下ろし方と切り返し: スネを垂直に保ったまま、ドアをお尻で閉めるように股関節を後ろへ突き出し、上半身を前に倒していく。背中は腰・肩・頭が一直線になるようまっすぐ保ち、お腹の下の方に空気を入れて広背筋に力を入れ、肩を下げてバーを体に引きつける。バーの軌道は足の中心の真上を垂直に上下させる。重心はかかと寄り。ハムストリングスが伸びた感覚が出たら、お尻を締めながら前に突き出して上半身を起こす。
よくある三つのエラー: 膝が前に出てスネが倒れる、上半身が起きすぎている、この二つは股関節の関与が減って狙いから外れる。三つ目は可動域を取りすぎて腰が丸まるパターンで、床を基準に下ろすのではなく腰が曲がる手前で切り返す。ストレッチ感が分からない人は、つま先の下に小さいプレートを挟んでつま先を上げるとハムストリングスの伸びを感じやすくなる。

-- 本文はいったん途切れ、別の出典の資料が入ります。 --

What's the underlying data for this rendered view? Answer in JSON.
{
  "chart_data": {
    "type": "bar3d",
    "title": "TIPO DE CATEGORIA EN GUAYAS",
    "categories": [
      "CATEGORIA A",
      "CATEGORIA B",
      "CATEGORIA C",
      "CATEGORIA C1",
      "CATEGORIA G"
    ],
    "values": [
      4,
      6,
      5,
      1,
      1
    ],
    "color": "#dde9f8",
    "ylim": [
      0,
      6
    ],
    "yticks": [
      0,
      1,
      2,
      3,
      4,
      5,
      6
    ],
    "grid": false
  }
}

解説動画(海外・英語): HOW TO DO ROMANIAN DEADLIFTS (RDLs): Build Beefy Hamstrings With Perfect Technique/Jeff Nippard
RDLとスティフレッグデッドリフトはどこが違うのか: 英語圏でもよく混同される2つを、まずはっきり分けている。RDLはラックから始めて膝の少し下で折り返すのに対し、スティフレッグは床から始めてプレートが床に着くところまで下ろす。大殿筋とハムストリングスを育てる目的ならRDLのほうが好みで、床からのデッドリフトの記録に効かせたいならスティフレッグのほうが移りやすい、という使い分けを示している。またハムストリングスは股関節と膝の両方をまたぐ筋肉なので、レッグカールのような膝を曲げる種目と、RDLのような股関節を折る種目の両方を入れるのがプログラムとしては良い、としている。

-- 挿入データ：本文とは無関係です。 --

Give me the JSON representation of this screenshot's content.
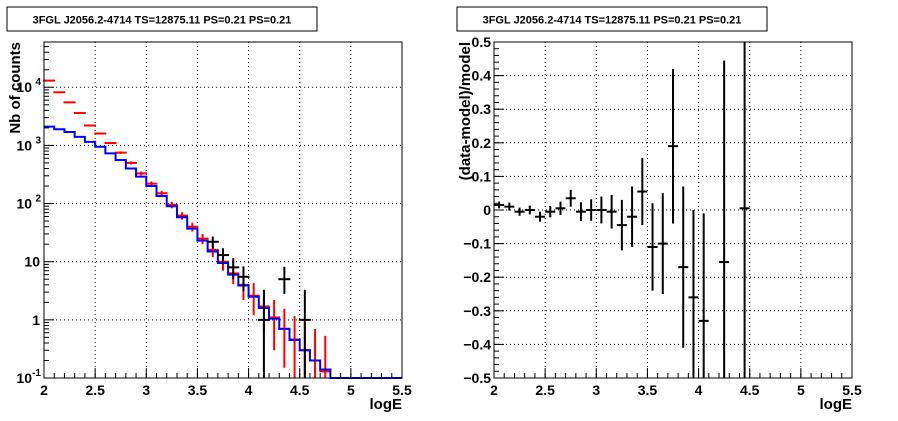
{
  "chart_data": [
    {
      "type": "line",
      "title": "3FGL J2056.2-4714 TS=12875.11 PS=0.21 PS=0.21",
      "xlabel": "logE",
      "ylabel": "Nb of counts",
      "xlim": [
        2,
        5.5
      ],
      "ylim": [
        0.1,
        60000
      ],
      "yscale": "log",
      "grid": true,
      "x_ticks": [
        "2",
        "2.5",
        "3",
        "3.5",
        "4",
        "4.5",
        "5",
        "5.5"
      ],
      "y_ticks": [
        {
          "value": 0.1,
          "label": "10",
          "exp": "-1"
        },
        {
          "value": 1,
          "label": "1",
          "exp": ""
        },
        {
          "value": 10,
          "label": "10",
          "exp": ""
        },
        {
          "value": 100,
          "label": "10",
          "exp": "2"
        },
        {
          "value": 1000,
          "label": "10",
          "exp": "3"
        },
        {
          "value": 10000,
          "label": "10",
          "exp": "4"
        }
      ],
      "bin_edges": [
        2.0,
        2.1,
        2.2,
        2.3,
        2.4,
        2.5,
        2.6,
        2.7,
        2.8,
        2.9,
        3.0,
        3.1,
        3.2,
        3.3,
        3.4,
        3.5,
        3.6,
        3.7,
        3.8,
        3.9,
        4.0,
        4.1,
        4.2,
        4.3,
        4.4,
        4.5,
        4.6,
        4.7,
        4.8,
        4.9,
        5.0,
        5.5
      ],
      "series": [
        {
          "kind": "model-histogram",
          "color": "#0000ff",
          "values": [
            2100,
            1900,
            1700,
            1400,
            1150,
            950,
            730,
            560,
            400,
            290,
            200,
            135,
            90,
            58,
            37,
            23,
            15,
            9.5,
            6,
            3.9,
            2.5,
            1.6,
            1.05,
            0.7,
            0.45,
            0.3,
            0.2,
            0.14,
            0.1,
            0.1,
            0.1
          ]
        },
        {
          "kind": "model-errors",
          "color": "#ff0000",
          "x": [
            2.05,
            2.15,
            2.25,
            2.35,
            2.45,
            2.55,
            2.65,
            2.75,
            2.85,
            2.95,
            3.05,
            3.15,
            3.25,
            3.35,
            3.45,
            3.55,
            3.65,
            3.75,
            3.85,
            3.95,
            4.05,
            4.15,
            4.25,
            4.35,
            4.45,
            4.55,
            4.65,
            4.75
          ],
          "y": [
            13000,
            8200,
            5500,
            3600,
            2200,
            1600,
            1100,
            750,
            500,
            330,
            220,
            150,
            95,
            62,
            40,
            25,
            16,
            10,
            6.3,
            4,
            2.6,
            1.7,
            1.1,
            0.7,
            0.46,
            0.3,
            0.2,
            0.13
          ],
          "yerr_low": [
            200,
            150,
            120,
            100,
            80,
            60,
            50,
            40,
            30,
            25,
            20,
            16,
            12,
            9,
            7,
            5,
            4,
            3,
            2.2,
            1.8,
            1.4,
            1.1,
            0.8,
            0.55,
            0.38,
            0.27,
            0.19,
            0.12
          ],
          "yerr_high": [
            200,
            150,
            120,
            100,
            80,
            60,
            50,
            40,
            30,
            25,
            20,
            16,
            12,
            9,
            7,
            5,
            4,
            3,
            2.3,
            2,
            1.7,
            1.4,
            1.1,
            0.85,
            0.7,
            0.6,
            0.5,
            0.4
          ]
        },
        {
          "kind": "data",
          "color": "#000000",
          "x": [
            3.65,
            3.75,
            3.85,
            3.95,
            4.15,
            4.35,
            4.55
          ],
          "y": [
            22,
            13,
            8,
            5.5,
            1,
            5,
            1
          ],
          "yerr_low": [
            5,
            4,
            3,
            2.4,
            0.9,
            2.2,
            0.9
          ],
          "yerr_high": [
            5,
            4,
            3.5,
            2.8,
            2.3,
            3.2,
            2.3
          ]
        }
      ]
    },
    {
      "type": "scatter",
      "title": "3FGL J2056.2-4714 TS=12875.11 PS=0.21 PS=0.21",
      "xlabel": "logE",
      "ylabel": "(data-model)/model",
      "xlim": [
        2,
        5.5
      ],
      "ylim": [
        -0.5,
        0.5
      ],
      "grid": true,
      "x_ticks": [
        "2",
        "2.5",
        "3",
        "3.5",
        "4",
        "4.5",
        "5",
        "5.5"
      ],
      "y_ticks": [
        "−0.5",
        "−0.4",
        "−0.3",
        "−0.2",
        "−0.1",
        "0",
        "0.1",
        "0.2",
        "0.3",
        "0.4",
        "0.5"
      ],
      "y_tick_values": [
        -0.5,
        -0.4,
        -0.3,
        -0.2,
        -0.1,
        0,
        0.1,
        0.2,
        0.3,
        0.4,
        0.5
      ],
      "points": {
        "color": "#000000",
        "x": [
          2.05,
          2.15,
          2.25,
          2.35,
          2.45,
          2.55,
          2.65,
          2.75,
          2.85,
          2.95,
          3.05,
          3.15,
          3.25,
          3.35,
          3.45,
          3.55,
          3.65,
          3.75,
          3.85,
          3.95,
          4.05,
          4.25,
          4.45
        ],
        "y": [
          0.015,
          0.01,
          -0.005,
          0.0,
          -0.02,
          -0.005,
          0.005,
          0.035,
          -0.005,
          0.0,
          0.0,
          -0.005,
          -0.045,
          -0.02,
          0.055,
          -0.11,
          -0.1,
          0.19,
          -0.17,
          -0.26,
          -0.33,
          -0.155,
          0.005
        ],
        "yerr": [
          0.01,
          0.012,
          0.012,
          0.013,
          0.015,
          0.017,
          0.02,
          0.025,
          0.028,
          0.032,
          0.04,
          0.05,
          0.075,
          0.09,
          0.1,
          0.13,
          0.15,
          0.23,
          0.24,
          0.26,
          0.32,
          0.6,
          0.55
        ]
      }
    }
  ]
}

セットアップ:バーの高さ、握り、立ち位置: バーはラックのデッドリフトのロックアウトより少し低い高さにセットする。握りは太ももの少し外側、肩幅ほど。RDLは通常のデッドリフトより軽いので両手とも順手で握れるはず。重いセットではオルタネイトグリップやストラップを使ってもいいが、全種目で頼りきりにはしない。ラックから外したらスクワットと同じように3歩下がり、足は肩幅、つま先は10度ほど外へ。手は脚の外側に来る。スモウ幅のRDLは可動域を出せる人が少なく扱いにくいので、通常スタンスを勧めている。

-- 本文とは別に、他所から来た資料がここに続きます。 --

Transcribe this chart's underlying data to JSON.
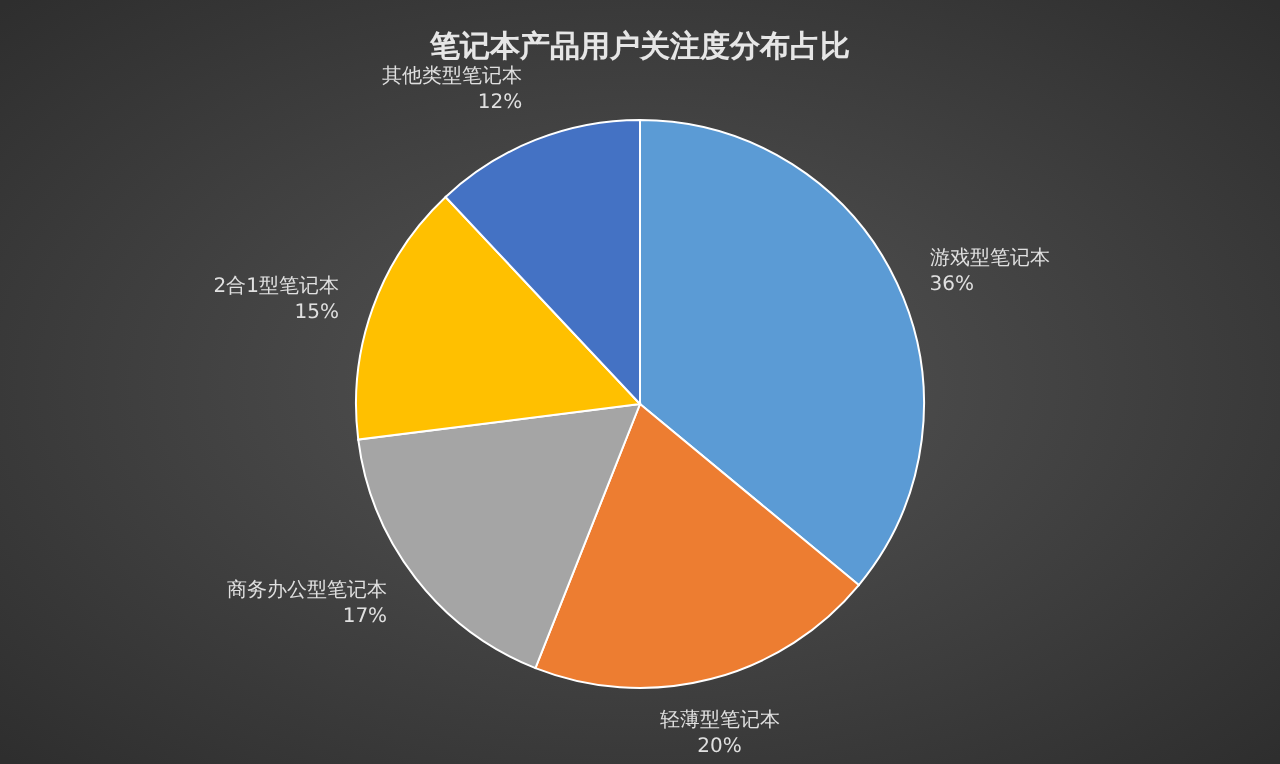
{
  "chart_data": {
    "type": "pie",
    "title": "笔记本产品用户关注度分布占比",
    "categories": [
      "游戏型笔记本",
      "轻薄型笔记本",
      "商务办公型笔记本",
      "2合1型笔记本",
      "其他类型笔记本"
    ],
    "values": [
      36,
      20,
      17,
      15,
      12
    ],
    "value_labels": [
      "36%",
      "20%",
      "17%",
      "15%",
      "12%"
    ],
    "colors": [
      "#5b9bd5",
      "#ed7d31",
      "#a5a5a5",
      "#ffc000",
      "#4472c4"
    ]
  }
}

膝を前に出さず、股関節だけを後ろへ送る: 下ろす前に胸と腹を持ち上げるように張って脊柱を伸ばした状態を作り、バーを軽く後ろへ押して広背筋を締める。動作は股関節をまっすぐ後ろへ送り、すねは垂直のまま。膝は軽く曲がるのは良いが、スクワットのように膝が前へ出てはいけない。膝の前に壁があると想像するとよい。バーは足の真ん中の真上を保ち、すねに沿わせる。下ろす深さは腰が丸まる/上体が前に落ちる直前までで、腕が極端に長い人か柔軟性が高い人を除けば膝下からすねの中ほどで終わる。RDLでプレートが床に着くことはない。切り返しは股関節を前へ送りながら胸を起こす。
尻を狙うか、ハムストリングスを狙うか: トップで尻を強く締めて骨盤を後傾させ、バーを少し前へ動かすと大殿筋の関与が増える。一方この動画の作者は、RDLはハムストリングス寄りに使いたいので、骨盤の後傾までは足さず、股関節が伸びきる手前で終えることが多いという(尻は股関節伸展でどのみち強く働くため)。上級者向けとしてつま先の下に2.5kgプレートを敷くと、ハムストリングスの下側の伸びを感じやすくなる人がいる。
いちばん多い失敗は「下ろしすぎ」: 全種目の中でも技術を間違える人がいちばん多い種目だとしている。可動域は広いほど良いという思い込みでプレートを床まで下ろすと、股関節の可動域が増えているのではなく腰が丸まっているだけ。台やベンチの上に立ってさらに深く下ろす人までいるが、ハムストリングスの張力は増えないまま肉離れのリスクだけが上がる。男女とも大半はすねの中ほどより上で終わるのが正しい。次に多いのが膝が前に出てしまう形で、たいていは重量が重すぎるのが原因。デッドリフトの上半分のような動きになり、ハムと尻から負荷が抜けて大腿四頭筋の種目になってしまう。もう一つが股関節を後ろへ送らずに沈めてしまう形で、バーが前に離れる・膝が曲がりすぎる・上体の張りが抜けるといった問題を連鎖的に起こす。代替はダンベルRDLやグッドモーニング。